Ahmet Bülbül
D. Mehmet Doğan ile muhayyel söyleşi
- Ankara Kalecik’te doğdu (1947).
- Ankara Üniversitesi Basın ve Yayın Yüksekokulu’ndan 1972 yılında mezun oldu.
- Türkiye Yazarlar Birliği’nin kuruluş çalışmalarını yürüttü ve Birlik Yayınları’nı kurdu.
- Zaman gazetesinin yayın kurulunda yer aldı ve bu gazetede “Kimlik” başlığı altında günlük yazılar yazdı.
- (1986-1987) Yörünge dergisinde haftalık yazılar yazdı (1991-1992).
- Gazi Üniversitesi İletişim Fakültesi’nde yazarlık dersleri verdi (1991-1993).
- Vakit (Akit) gazetesinde günlük yazılar yazdı (1994-1996)

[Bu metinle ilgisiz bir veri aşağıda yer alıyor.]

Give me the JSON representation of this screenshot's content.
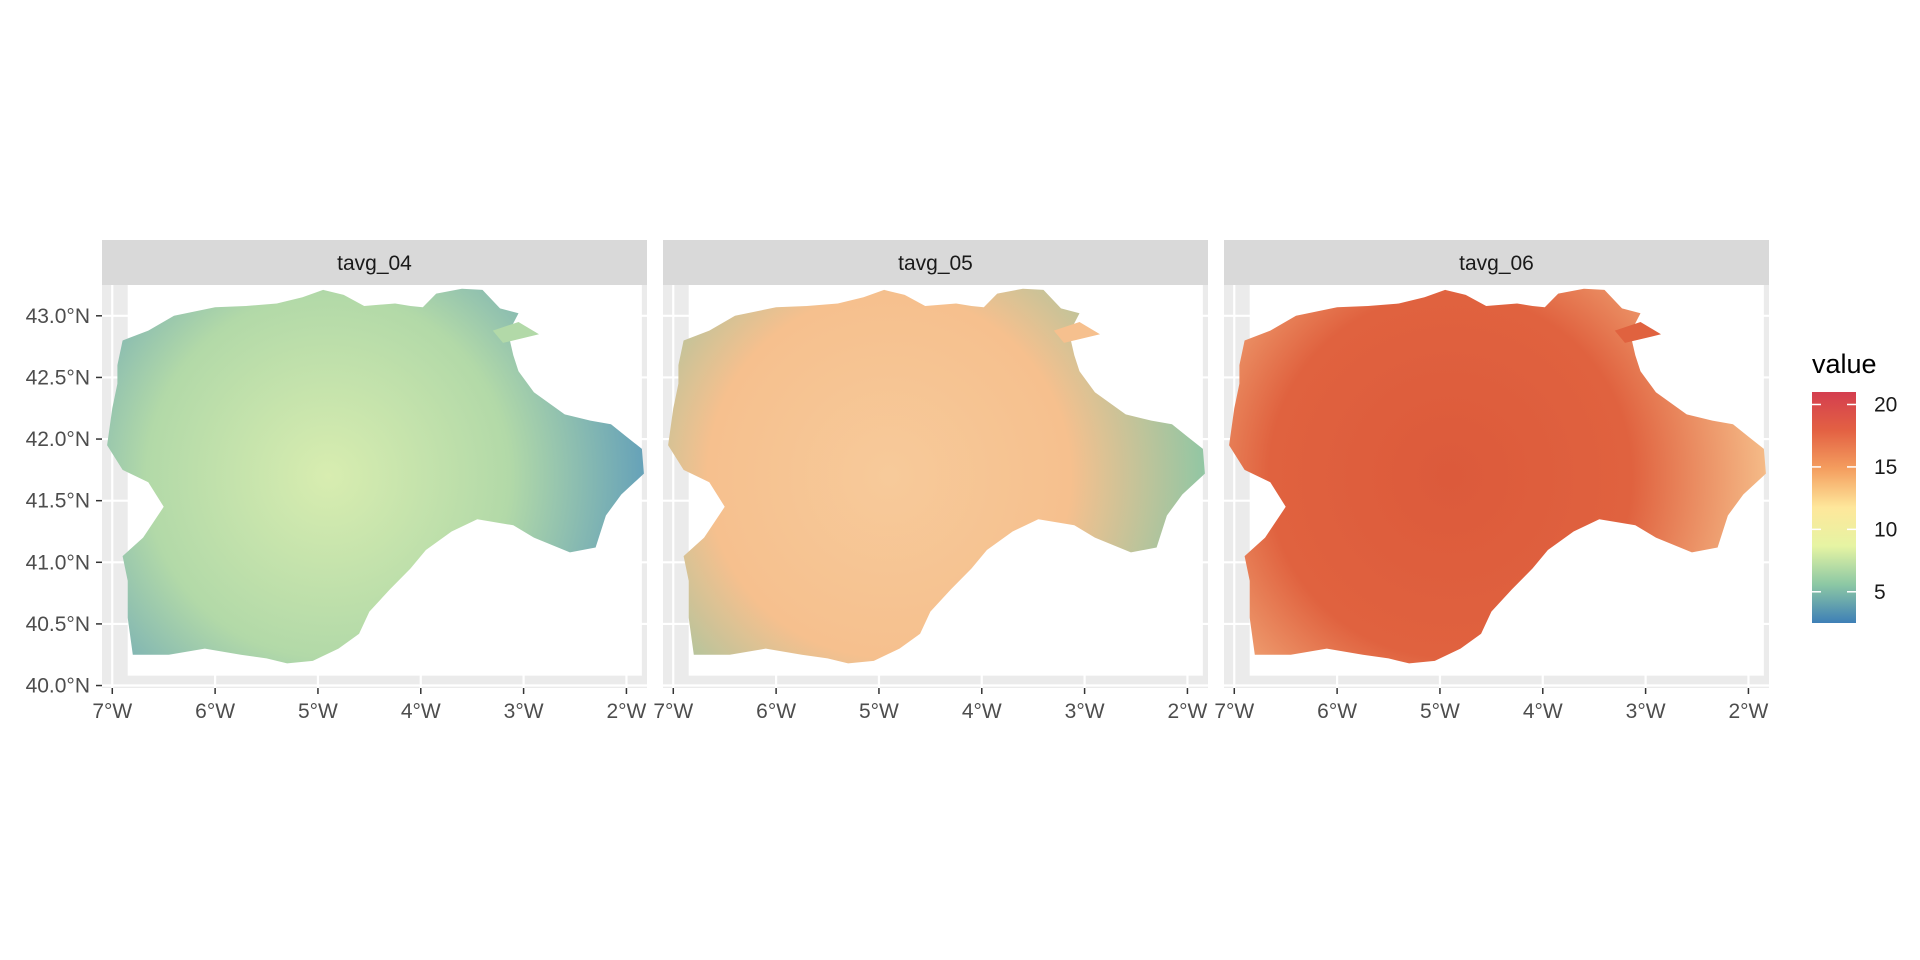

- TBMM tarafından Radyo ve Televizyon Üst Kurulu üyeliğine seçildi (1996-2005).
- Hareket, Türk Edebiyatı, Mavera, İslâm, İlim ve Sanat, İzlenim ve Nehir dergilerinde yazdı. Türk Dili ve Edebiyatı Ansiklopedisi ve Türk Aile Ansiklopedisi’nin yayınını yönetti. Türkiye Yazarlar Birliği Vakfı ve Türkiye Gönüllü Teşekküller Vakfı’nın kurucularından olan Doğan, uzun süre Türkiye Yazarlar Birliği’nin genel başkanlığını yürüttü (1978-1996). 2016 yılında Kültür ve Turizm Bakanlığı Ödülleri'nde "edebiyat" dalında ödüle layık görüldü.
Eserleri
Büyük Türkçe Sözlük - Batılılaşma İhaneti - Dil Kültür Yabancılaşma - Türkistan Türkiye Gergefinde İran - Darbeler Müdahaleler ve Siyasi Sistem - Camideki Şair: Mehmet Akif - Halka Karşı Demokrasi - Tarih ve Toplum - Bir Lügat Bulamadım - Devlet Sözlük Yazar mı? - Bir Savaş Sonrası İdeolojisi Kemalizm - Kültürel Savaş ve Savaş Kültürü - İletişim veya Dehşet Çağı - Kitaplık Kılavuzu - Türkendülüsiye-Hilal Operasyonu - Yüzyılın Soykırımı - Türk Kimliğinin Coğrafyaları - Son Darbe Ergenekon - Türkiye Cumhuriyeti Tarihine Giriş - İslam Şairi İstiklal Şairi Mehmet Akif - Ömrün Ankara-Bir Ankara Şehrengizi - Kelimelerin Seyir Defteri - Mağlubiyet İdeolojisinin Sonu - Neden Klasiklerimiz Yok? - Ortadoğunun Türkçesi - Mehmed Âkif: Çanakkaleden Sakaryaya - Söz Okyanusunda Yolculuk - Millî Mücadele'nin Zaman Akışı
- Yabancı dille öğretim hangi ülkelerde var?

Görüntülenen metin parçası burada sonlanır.